Cis-diamminedichloroplatinumII (Cisplatin) is one of the most effective cancer therapeutic agents and it has become the drug of choice in the treatment of several solid tumors. However, nephrotoxicity is the major adverse effect represented to be injury to kidney cells. On the other hand, using natural products such as grape seed proanthocynidin extract (GSPE) or fish oil (FO) may diminish cisplatin induced nephrotoxicity.
So the present study was conducted to explore the potential nephroprotective effects of GSPE or FO in alleviating the nephrotoxicity induced by cisplatin in male rats.
The obtained results can be summarized as follow:
A- Cisplatin administration changes:
1- Biochemical changes:
• A significant increase in serum creatinine, urea and uric acid.

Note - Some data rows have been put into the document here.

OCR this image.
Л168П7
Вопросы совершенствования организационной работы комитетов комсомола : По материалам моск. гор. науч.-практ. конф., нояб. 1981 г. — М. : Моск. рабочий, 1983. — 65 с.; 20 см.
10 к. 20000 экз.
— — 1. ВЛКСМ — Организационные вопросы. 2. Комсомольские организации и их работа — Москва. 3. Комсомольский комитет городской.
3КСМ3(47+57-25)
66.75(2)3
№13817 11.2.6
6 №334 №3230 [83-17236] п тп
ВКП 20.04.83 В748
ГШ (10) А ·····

• A significant decrease in urine creatinine, creatinine clearance, urea and uric acid.
2- The single cell gel electrophoresis (Comet assay):
• CP administration induced DNA damage in kidney by observing the increase in the tail length of DNA.
3- Flow cytometric analysis:
• A significant decrease in G0/1 % in kidney cells.
• A significant increase in S- phase % and G2/M % in kidney cells.
• Therefore, the present study suggested using GSPE or FO as natural products to cisplatin treated cancer patients to minimize its nephrotoxicity. As GSPE or FO provided protection in terms of plasma and organ biochemical changes, antioxidant enzymes activity, oxidative stress and genomic DNA integrity against cisplatin- induced nephrotoxicity.